Barrier options are classified as exotic derivatives and are attractive due to their low cost premiums when compared to standard options. The main defining element of a barrier option is that its payout depends on whether the option has reached or exceeded a predetermined price ‘barrier’.

Knock-out and knock-in barrier options are the two most common types of barrier options. A knock-out barrier option requires the option to exceed a designated price before the option becomes active and can generate a payout. This payout accelerates as the underlying asset rises above the barrier price. A knock-in barrier option, on the other hand, gets activated only when the option rises and exceeds the barrier price and pays out when the asset price rises above the exercise price.

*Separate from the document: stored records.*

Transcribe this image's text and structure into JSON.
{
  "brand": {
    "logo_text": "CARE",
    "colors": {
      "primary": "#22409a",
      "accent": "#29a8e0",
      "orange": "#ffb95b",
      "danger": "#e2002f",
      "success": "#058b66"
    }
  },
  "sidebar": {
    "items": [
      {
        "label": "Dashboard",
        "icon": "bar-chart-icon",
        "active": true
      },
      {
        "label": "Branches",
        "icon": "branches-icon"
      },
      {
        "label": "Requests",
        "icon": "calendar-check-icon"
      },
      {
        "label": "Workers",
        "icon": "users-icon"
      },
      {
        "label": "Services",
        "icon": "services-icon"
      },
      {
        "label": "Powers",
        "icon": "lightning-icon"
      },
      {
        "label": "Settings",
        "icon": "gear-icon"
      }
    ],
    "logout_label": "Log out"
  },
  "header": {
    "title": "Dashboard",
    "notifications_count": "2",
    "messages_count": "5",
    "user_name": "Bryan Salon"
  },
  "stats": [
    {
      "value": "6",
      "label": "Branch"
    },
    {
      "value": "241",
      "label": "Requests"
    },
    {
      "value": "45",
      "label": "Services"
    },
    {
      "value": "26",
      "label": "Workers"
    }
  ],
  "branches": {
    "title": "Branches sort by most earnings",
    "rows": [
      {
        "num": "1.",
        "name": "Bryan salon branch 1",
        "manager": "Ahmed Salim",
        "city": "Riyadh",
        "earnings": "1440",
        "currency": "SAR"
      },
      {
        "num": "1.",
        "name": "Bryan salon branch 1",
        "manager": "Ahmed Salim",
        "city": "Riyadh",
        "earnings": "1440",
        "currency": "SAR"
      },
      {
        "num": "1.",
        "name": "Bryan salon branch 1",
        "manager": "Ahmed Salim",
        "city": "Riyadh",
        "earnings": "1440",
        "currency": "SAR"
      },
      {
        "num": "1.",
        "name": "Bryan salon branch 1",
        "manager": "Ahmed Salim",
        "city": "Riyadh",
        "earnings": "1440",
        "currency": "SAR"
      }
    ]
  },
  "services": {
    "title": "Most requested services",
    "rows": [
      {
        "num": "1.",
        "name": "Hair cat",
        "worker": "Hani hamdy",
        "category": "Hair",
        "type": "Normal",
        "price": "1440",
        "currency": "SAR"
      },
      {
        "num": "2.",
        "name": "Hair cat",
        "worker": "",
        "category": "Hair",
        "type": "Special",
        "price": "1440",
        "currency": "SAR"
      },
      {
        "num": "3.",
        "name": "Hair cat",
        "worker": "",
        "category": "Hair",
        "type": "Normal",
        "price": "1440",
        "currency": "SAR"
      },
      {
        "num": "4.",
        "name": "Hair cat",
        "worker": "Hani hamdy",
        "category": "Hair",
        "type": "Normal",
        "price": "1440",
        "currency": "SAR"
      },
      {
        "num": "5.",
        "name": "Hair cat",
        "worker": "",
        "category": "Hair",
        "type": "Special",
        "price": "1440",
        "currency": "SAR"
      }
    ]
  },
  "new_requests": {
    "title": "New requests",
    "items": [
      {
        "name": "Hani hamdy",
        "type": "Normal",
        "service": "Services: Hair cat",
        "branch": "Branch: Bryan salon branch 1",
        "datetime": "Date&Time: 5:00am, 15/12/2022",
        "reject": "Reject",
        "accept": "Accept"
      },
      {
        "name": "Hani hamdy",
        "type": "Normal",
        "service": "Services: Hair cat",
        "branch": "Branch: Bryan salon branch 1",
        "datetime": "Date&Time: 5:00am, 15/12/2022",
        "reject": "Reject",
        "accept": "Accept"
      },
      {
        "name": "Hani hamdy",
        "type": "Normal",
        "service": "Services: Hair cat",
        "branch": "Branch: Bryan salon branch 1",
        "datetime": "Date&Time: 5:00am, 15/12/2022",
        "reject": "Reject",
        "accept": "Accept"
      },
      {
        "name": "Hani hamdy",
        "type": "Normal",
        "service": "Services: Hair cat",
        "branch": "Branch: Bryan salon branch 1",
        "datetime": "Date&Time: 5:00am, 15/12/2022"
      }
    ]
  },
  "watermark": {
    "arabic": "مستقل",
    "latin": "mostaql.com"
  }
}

Barrier options can be used to hedge a portfolio of investments, limiting an investors downside and protecting against the volatility associated with the markets. They offer investors the flexibility to shape the risk, reward of their trades. Additionally, barrier options can be tailored as per a specific investment objective.

Barrier options are traded over-the-counter (OTC), and occur when two parties agree to trade a specific quantity of a security at a specified price. However, these agreements are subject to the possibility that the option may or may not be triggered.

Barrier options are suited for hedging strategies and offer low cost premiums, relative to other forms of derivatives such as standard options. The use of barrier options to hedge positions can provide investors with a way to protect their downside, while still offering the potential for return.